Una cornice vacanziera (Cortina) per un intervento di grande spessore politico e che, soprattutto, sembra aver avuto il merito di ricucire gli strappi con gli alleati della Cdl dopo le polemiche estive. Ed in effetti il discorso del presidente della Camera a «Cortina cultura e natura» è stato ben accolto in casa della Lega. «Nelle parole di Casini vedo solo fatti positivi - ha commentato il titolare per le Riforme, Roberto Calderoli - nessuna voglia di tradimento all’orizzonte e la riproposizione di un’alleanza fondata per il futuro su basi politiche». E in particolare su quest’ultimo punto c’è grande intesa tra il Carroccio e il numero uno di Montecitorio. «Anche noi della Lega - aggiunge, infatti, il ministro - crediamo che l’alleanza della Casa delle Libertà debba essere politica, che per noi vuol dire essere in grado di realizzare il federalismo, a cui poi s’è aggiunto un leader carismatico». Completa condivisione, infine, anche per quanto riguarda la necessità di puntare a «fatti concreti, come il completamento del programma» per vincere le elezioni piuttosto che optare solo sull’utilizzo di «qualche spot o qualche manifesto in più».

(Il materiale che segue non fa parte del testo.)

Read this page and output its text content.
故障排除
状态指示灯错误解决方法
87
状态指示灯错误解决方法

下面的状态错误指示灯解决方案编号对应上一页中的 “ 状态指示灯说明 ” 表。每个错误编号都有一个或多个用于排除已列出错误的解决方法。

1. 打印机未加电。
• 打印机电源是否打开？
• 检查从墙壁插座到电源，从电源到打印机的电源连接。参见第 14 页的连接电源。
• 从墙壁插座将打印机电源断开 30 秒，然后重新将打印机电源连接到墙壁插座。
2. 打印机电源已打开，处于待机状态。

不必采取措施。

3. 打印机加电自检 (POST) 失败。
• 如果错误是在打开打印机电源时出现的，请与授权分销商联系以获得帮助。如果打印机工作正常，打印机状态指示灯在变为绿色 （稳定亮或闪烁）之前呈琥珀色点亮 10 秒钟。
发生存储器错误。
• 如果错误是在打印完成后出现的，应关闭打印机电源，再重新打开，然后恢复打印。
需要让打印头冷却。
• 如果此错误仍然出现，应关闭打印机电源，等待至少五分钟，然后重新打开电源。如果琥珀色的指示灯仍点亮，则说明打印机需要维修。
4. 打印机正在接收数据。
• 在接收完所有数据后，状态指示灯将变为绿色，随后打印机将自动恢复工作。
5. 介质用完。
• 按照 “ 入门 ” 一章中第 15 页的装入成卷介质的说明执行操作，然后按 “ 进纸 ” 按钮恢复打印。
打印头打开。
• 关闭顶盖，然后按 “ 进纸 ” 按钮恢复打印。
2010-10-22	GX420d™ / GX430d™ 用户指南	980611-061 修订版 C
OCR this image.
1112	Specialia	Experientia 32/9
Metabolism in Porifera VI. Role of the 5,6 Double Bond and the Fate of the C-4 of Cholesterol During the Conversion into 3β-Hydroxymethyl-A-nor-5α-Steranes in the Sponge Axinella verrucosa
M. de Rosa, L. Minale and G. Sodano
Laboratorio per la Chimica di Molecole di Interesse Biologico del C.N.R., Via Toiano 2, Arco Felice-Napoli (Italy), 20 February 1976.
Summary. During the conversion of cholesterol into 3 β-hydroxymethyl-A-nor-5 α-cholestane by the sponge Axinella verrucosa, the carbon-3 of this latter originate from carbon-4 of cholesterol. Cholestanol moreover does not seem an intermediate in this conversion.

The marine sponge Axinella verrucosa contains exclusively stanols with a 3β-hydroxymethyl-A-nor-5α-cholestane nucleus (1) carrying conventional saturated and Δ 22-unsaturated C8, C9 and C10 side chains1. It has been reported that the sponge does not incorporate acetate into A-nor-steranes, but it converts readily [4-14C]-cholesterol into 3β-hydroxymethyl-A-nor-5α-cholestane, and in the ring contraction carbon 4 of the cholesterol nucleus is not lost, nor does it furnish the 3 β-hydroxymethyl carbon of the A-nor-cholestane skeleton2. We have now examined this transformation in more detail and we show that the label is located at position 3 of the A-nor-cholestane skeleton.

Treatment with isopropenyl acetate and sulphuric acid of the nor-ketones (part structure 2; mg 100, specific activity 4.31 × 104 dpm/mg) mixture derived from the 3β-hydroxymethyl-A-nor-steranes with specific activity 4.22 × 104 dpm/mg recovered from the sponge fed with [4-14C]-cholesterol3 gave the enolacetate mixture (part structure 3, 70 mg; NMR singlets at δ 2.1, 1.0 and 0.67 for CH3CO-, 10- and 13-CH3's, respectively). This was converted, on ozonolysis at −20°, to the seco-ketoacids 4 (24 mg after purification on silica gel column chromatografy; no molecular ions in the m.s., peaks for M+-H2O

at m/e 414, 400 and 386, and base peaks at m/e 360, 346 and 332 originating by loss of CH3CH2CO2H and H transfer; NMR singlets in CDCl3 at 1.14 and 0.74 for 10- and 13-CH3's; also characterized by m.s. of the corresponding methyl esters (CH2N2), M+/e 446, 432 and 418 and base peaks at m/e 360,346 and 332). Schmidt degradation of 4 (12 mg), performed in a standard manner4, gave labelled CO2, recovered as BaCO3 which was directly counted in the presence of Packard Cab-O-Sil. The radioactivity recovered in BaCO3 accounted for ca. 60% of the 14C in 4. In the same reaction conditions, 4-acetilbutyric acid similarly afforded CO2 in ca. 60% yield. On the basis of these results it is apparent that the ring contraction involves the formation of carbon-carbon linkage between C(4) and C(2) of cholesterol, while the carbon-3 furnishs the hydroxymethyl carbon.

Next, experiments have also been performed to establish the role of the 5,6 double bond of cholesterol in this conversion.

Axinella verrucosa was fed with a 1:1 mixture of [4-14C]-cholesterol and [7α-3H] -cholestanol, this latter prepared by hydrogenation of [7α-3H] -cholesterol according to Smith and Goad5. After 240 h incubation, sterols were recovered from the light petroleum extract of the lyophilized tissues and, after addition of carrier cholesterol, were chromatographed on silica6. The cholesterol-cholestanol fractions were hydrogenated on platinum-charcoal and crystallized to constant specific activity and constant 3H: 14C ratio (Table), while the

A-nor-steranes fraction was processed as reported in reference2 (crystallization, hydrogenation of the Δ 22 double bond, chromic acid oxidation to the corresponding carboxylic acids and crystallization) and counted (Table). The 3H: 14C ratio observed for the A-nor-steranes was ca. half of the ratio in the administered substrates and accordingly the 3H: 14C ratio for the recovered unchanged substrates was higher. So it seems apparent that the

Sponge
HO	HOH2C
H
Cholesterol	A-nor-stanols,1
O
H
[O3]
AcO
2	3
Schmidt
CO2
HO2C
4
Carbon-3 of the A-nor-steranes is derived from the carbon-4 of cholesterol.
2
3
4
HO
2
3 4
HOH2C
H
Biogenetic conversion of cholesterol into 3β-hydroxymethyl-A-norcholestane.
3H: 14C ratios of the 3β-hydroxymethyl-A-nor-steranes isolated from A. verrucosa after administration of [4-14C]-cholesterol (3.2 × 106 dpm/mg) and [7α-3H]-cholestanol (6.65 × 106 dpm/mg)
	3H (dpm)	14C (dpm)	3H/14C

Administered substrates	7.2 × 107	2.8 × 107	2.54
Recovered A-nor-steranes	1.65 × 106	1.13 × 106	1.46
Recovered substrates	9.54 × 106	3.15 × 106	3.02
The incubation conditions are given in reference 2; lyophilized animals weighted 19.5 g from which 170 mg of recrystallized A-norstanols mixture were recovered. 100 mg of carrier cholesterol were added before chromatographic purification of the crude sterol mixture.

Anche sul fronte di Alleanza Nazionale è stato molto apprezzato il riferimento del presidente della Camera all’intesa politica. «Credo che abbia ragione Casini quando chiede al centrodestra un salto di qualità per realizzare una vera alleanza politica - sottolinea il vice ministro alle Attività Produttive, Adolfo Urso -, meglio un partito unitario. È questa la vera grande sfida che dobbiamo raccogliere per vincere le prossime elezioni politiche e rendere irreversibile il bipolarismo e quindi la democrazia dell’alternanza».
Ad ascoltare Casini tra la platea di Cortina c’era il ministro per le Politiche agricole e forestali, Gianni Alemanno, che ha definito l’intervento del leader dell’Udc «un discorso di grande spessore politico» e utile, soprattutto, per spazzare via irreali ipotesi di cospirazioni e dimostrare che «non ci sono complotti o tradimenti in corso nel centrodestra». Alemanno non perde l’occasione per lanciare anche un appello al leader del suo partito, Gianfranco Fini, perché di fronte alla sfida di Casini ribatta con «risposte ad alto livello, necessarie per ritrovare la sintonia con la maggioranza degli italiani». Maurizio Gasparri (An), invece, del discorso della terza carica dello Stato apprezza soprattutto l’indicazione di una coalizione che deve diventare «un fatto permanente anche dopo Berlusconi». Ma, si affretta a precisare, «questo non significa che si debba sostituire ora il premier».
Anche se il Carroccio applaude e An offre una sponda al leader dell’Udc, il nuovo affondo sul futuro del centrodestra di Casini suscita qualche perplessità all’interno di Forza Italia. E a riassumere i malumori ci pensa il «no comment» del coordinatore azzurro Sandro Bondi. «Perplessa» si dice, invece, la vicepresidente dei deputati di Forza Italia, Isabella Bertolini, per quanto riguarda l’invito di Casini a passare da una coalizione basata sul carisma a una basata sulla politica, anche perché la parlamentare azzurra è convinta che Berlusconi «oltre ad essere un leader carismatico sia soprattutto un leader politico».